The 8 principles of the Data Protection Act state that the data must be:
- Fair and lawfully processed
- Processed for limited purposes
- Adequate, relevant and not excessive
- Accurate
- Not kept for longer than necessary
- Processed in accordance with the data subject’s rights
- Secure
- Not transferred to countries without adequate protection
Safe Harbour is the data protection agreement between the US and European Union, which allows the data owner to store their company data off shore and outside of the EU. It is based around a company’s privacy policy which needs to be consistent with the EU principles for data protection.
The agreement itself is a compromise stemming from US-EU wrangles over the European Directive on Data Privacy. This requires that companies exporting data on EU citizens meet EU privacy protection standards.
Safe Harbour allows US companies to register and get certified as clean, without it being necessary for the US itself to change it’s current approach to privacy protection.
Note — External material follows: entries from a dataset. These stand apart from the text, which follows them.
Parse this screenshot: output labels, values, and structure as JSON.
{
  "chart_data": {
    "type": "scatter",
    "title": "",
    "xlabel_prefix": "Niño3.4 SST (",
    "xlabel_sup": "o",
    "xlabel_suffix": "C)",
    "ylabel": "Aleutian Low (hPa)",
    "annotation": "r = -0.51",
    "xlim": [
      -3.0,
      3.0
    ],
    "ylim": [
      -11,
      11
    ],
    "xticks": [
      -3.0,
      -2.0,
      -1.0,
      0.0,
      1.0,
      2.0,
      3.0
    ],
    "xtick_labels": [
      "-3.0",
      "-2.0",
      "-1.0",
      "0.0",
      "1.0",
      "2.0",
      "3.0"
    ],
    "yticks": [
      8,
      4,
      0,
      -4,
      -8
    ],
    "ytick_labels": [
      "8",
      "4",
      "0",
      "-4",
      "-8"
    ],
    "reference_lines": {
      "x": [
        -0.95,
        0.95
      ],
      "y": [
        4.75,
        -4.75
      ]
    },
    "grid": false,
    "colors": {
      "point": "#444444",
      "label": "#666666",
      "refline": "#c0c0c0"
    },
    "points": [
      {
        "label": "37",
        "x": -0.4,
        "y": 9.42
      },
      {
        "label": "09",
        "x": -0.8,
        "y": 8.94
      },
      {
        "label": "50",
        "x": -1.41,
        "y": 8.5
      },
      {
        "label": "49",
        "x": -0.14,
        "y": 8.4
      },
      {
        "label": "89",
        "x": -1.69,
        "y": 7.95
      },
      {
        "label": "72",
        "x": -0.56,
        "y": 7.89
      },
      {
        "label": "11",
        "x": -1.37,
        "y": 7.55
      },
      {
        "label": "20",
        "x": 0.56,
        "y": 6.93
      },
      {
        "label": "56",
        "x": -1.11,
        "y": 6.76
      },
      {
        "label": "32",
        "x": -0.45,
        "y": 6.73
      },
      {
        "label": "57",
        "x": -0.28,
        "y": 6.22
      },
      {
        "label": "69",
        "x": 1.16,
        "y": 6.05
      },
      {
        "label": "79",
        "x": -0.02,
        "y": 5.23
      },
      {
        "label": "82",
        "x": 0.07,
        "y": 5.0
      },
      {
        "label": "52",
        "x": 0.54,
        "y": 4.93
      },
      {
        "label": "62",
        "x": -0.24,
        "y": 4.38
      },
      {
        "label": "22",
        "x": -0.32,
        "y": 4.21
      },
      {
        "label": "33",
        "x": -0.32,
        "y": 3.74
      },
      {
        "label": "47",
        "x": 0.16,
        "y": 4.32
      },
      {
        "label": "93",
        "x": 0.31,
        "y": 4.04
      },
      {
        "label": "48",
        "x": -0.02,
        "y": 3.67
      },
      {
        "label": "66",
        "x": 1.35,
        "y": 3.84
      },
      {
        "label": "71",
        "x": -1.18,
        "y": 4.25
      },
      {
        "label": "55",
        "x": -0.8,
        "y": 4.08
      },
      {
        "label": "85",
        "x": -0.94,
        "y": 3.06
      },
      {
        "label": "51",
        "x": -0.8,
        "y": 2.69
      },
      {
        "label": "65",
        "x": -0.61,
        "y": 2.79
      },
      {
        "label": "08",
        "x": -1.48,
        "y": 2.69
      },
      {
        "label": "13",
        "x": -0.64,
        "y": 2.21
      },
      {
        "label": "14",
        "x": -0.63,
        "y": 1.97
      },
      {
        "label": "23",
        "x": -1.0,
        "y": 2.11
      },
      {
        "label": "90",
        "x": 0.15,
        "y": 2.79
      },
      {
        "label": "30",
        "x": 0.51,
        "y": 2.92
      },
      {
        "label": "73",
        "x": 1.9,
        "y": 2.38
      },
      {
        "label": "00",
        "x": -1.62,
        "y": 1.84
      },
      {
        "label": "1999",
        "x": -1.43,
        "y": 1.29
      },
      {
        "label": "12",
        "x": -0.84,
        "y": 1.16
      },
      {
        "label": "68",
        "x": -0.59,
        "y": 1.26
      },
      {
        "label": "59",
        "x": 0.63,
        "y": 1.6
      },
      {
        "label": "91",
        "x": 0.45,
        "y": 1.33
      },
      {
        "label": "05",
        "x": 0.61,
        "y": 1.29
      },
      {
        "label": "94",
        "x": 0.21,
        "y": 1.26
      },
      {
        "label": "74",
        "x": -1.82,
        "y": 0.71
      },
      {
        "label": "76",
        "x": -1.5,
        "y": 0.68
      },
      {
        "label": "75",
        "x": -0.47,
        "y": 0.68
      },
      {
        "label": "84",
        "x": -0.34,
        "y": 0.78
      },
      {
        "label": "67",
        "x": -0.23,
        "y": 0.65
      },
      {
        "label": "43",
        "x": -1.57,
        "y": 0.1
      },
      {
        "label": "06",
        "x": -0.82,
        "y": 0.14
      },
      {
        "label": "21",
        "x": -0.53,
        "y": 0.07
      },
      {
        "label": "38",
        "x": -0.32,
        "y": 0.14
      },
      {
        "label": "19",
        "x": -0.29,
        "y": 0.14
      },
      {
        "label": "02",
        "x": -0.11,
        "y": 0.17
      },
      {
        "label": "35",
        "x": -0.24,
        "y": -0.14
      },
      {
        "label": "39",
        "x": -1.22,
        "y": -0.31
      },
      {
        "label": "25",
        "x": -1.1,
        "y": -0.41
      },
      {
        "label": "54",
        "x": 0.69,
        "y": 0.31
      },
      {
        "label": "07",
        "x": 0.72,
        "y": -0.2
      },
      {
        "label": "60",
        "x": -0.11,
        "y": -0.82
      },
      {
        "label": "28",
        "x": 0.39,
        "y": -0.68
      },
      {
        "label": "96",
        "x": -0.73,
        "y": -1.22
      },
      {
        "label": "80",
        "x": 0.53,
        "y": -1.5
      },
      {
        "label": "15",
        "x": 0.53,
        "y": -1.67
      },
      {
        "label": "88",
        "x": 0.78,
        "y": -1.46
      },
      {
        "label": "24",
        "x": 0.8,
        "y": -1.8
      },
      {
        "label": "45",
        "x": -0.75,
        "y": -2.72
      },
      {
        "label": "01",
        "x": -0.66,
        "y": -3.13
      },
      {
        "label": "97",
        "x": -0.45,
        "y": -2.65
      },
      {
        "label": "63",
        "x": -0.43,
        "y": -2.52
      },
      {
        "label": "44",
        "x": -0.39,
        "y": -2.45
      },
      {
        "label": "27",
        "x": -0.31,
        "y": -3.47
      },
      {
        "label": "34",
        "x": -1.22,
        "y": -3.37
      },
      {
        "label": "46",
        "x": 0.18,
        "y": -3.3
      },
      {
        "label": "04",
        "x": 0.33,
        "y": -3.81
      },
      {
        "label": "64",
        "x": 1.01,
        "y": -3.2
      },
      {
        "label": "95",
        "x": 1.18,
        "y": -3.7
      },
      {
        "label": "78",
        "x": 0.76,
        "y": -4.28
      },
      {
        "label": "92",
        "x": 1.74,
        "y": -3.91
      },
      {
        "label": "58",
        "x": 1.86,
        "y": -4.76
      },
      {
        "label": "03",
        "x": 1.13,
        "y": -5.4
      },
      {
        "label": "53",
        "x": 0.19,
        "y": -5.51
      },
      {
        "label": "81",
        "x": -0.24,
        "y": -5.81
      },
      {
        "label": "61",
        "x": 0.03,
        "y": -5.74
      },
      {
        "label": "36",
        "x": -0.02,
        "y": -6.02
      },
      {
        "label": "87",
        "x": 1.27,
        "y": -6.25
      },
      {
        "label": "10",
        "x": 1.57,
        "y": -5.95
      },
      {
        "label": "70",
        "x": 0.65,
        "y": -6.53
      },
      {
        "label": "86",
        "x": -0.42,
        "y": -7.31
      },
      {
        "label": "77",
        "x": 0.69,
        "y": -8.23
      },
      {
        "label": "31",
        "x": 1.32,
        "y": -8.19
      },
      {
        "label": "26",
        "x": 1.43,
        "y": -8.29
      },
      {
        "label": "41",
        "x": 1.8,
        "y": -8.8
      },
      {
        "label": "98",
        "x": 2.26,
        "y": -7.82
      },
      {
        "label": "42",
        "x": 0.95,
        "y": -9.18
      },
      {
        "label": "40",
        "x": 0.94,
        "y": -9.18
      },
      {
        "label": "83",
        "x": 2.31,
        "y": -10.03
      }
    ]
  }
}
But the most important thing to remember is this ‘Safe Harbour’ is self regulated, so if something was to happen to the integrity of your data while it is stored in the US, it is the responsibility of the data owner and not your supplier.
Here is a summary of the checklists your data will go through when it is stored in the US under the Safe Harbour scheme. Please note that most of these break the UK Data Protection Act:
Enforcement: The enforcement mechanism requires the existence of a readily available and affordable independent recourse for individuals, as well as consequences for the organisation when the principles are not followed.
Data integrity: Data integrity means that personal information collected must be relevant to the purposes stated in the notice, and that reasonable steps should be taken to ensure that the data is reliable, accurate, complete and current.
The main areas where you will find yourself in breach of the Data Protection Act:
Data Privacy Law: Under Data Protection Principle 7 of the Directive, the person supplying the information to you can rightfully assume that you, the data owner, will look after their information in line with the DPA. Unless you specifically informed the individual that their data will be stored outside of the EU and have a written agreement from them, then the data MUST be stored within the DPA regulations, such as with a company who fully complies with the Safe Harbour process. It is your responsibility to ensure that the company who are managing your data have suitable security measures in place.
- The importing state has “adequate” data protection laws. US laws are not regarded as “Adequate“.
- The data subject has given “unambiguous consent” to export “any freely given, specific and informed indication of the data subject’s wishes by which he/she signifies his/her agreement to his/her data being processed“.
- The export is “necessary” for the fulfillment of contract between the data subject and data controller… Commercial convenience will NOT qualify.
- The importing entity is in the US and has signed up to “safe harbour“.
- The exporting and importing companies are members of the same group of companies and the group has opted for the “Binding Corporate Rules” gateway.
- The import is governed by a contract between exporter and importer which includes EU approved model clauses.
In summary, it is a political minefield to store your data outside of the European Union. Even if your data is B2B, should you have anything stored which reflects the individual as a person then you could be breaching the laws of the DPA. This does not just apply to your Email Marketing data lists, but all of your company’s data storage, such as your CRM system.
For those of you who feel faint now, there is one bit of good news – Microsoft has adopted the European Union guidelines and as such are fully compliant with the European Data Protection Act.